Os anos 1980 ficaram conhecidos no Brasil como a “Década Perdida”: a inflação descontrolada, o desemprego alarmante, a precarização crescente do trabalho, o crescimento econômico pífio e a incapacidade crônica do Estado de debelar esses problemas contribuíram para a alcunha que se consagrou naquele decênio. O bafejo da esperança, porém, embalava as mobilizações dos brasileiros: depois de muita luta, o regime militar finalmente ruiu e, em 1988, o País ganhava uma Carta Magna que, pelo menos no papel, aproximou o Brasil da modernidade.
Plagiando aquele período, tudo caminha para que a segunda década do século XXI também seja reconhecida como mais uma “Década Perdida”. O diagnóstico coincide com os dois mandatos presidenciais de Dilma Rousseff (PT), que há apenas pouco mais de nove meses começou uma conturbada segunda gestão, depois de uma acirrada disputa eleitoral em 2014.
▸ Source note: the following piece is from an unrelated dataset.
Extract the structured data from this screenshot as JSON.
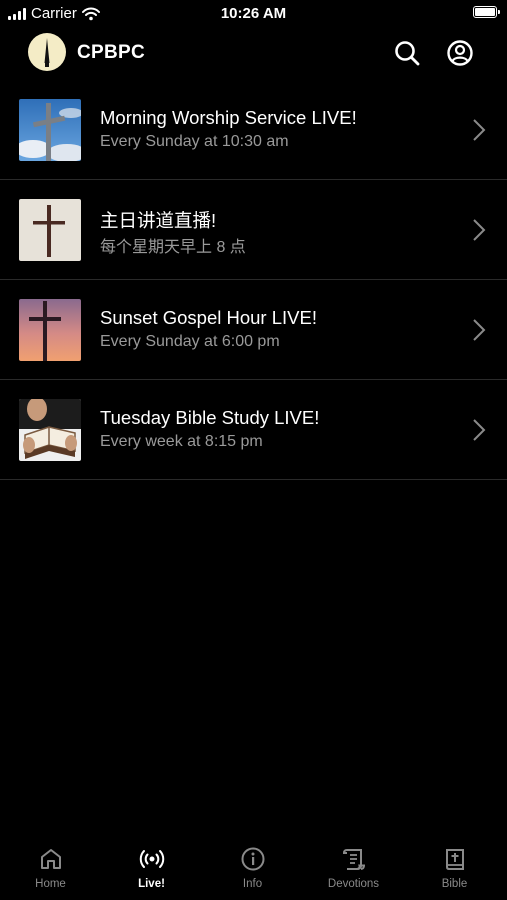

Em termos de crescimento econômico, a conclusão já parece óbvia: o Produto Interno Bruto (PIB) será negativo neste amargo 2015 (-2,85%) e, também, em 2016 (-1%). É o que indicam os prognósticos de instituições financeiras e, até mesmo, de organismos governamentais. Somando-se ao modesto PIB médio do primeiro mandato – 2,1% anuais – tudo indica que, em 2018, o brasileiro vai estar no mesmo patamar em que estava em 2010.
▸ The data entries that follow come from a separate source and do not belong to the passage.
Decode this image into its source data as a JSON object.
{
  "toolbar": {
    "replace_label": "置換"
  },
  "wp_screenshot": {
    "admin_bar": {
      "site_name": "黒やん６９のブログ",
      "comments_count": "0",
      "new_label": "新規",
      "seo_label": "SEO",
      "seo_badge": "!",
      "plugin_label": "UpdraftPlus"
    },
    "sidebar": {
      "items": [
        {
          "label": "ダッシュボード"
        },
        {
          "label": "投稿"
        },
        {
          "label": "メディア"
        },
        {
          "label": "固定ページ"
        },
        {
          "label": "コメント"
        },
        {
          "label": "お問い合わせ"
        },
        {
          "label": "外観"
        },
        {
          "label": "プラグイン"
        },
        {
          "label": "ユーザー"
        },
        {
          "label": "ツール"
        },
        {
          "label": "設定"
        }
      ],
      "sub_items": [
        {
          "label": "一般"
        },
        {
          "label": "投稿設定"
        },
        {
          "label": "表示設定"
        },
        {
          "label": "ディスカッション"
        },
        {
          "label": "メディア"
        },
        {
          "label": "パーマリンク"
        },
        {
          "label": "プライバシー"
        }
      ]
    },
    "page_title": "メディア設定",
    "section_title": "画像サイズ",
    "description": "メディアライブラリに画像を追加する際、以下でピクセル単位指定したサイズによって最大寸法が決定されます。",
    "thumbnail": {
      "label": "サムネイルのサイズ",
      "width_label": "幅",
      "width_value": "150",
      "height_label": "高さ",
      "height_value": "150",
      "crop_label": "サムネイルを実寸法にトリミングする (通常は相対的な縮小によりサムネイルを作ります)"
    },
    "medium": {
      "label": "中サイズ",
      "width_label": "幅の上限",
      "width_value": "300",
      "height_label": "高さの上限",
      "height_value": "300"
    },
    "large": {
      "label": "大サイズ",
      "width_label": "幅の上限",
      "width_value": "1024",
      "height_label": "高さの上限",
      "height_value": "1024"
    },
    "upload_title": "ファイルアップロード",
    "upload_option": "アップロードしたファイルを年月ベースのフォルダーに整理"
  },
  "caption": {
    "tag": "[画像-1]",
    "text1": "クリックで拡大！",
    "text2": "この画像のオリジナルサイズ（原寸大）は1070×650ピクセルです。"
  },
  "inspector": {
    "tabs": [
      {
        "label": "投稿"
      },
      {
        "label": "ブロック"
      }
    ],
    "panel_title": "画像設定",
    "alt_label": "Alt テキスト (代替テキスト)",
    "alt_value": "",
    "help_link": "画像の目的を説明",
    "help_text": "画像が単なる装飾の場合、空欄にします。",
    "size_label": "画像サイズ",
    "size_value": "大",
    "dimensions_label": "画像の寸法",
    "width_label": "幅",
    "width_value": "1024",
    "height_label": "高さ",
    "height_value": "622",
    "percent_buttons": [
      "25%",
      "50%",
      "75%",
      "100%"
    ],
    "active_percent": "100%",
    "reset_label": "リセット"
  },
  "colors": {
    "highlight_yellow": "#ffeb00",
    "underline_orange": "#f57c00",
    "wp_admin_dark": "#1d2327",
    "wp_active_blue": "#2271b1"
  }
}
Noutras palavras, os vaivéns de oito anos arrastarão o brasileiro, na média, para a mesma condição em que ele vivia em 2010. Só que esse movimento será aos esbarrões, com queda na renda, desemprego, corrosão inflacionária e redução dos investimentos em serviços públicos essenciais. Em suma, uma tragédia, que vai prejudicar sobretudo os mais pobres.

Desemprego
         
         Neste 2015 de presente aziago e futuras lembranças amargas, quase cinco mil empregos formais já deixaram de existir na Feira de Santana. Entre janeiro e agosto foram 4,8 mil oportunidades a menos. Somando-se ao desempenho negativo registrado a partir de meados de 2014 – a crítica situação econômica só foi admitida pelo governo depois do segundo turno das eleições presidenciais – já nos aproximamos dos quase seis mil empregos a menos.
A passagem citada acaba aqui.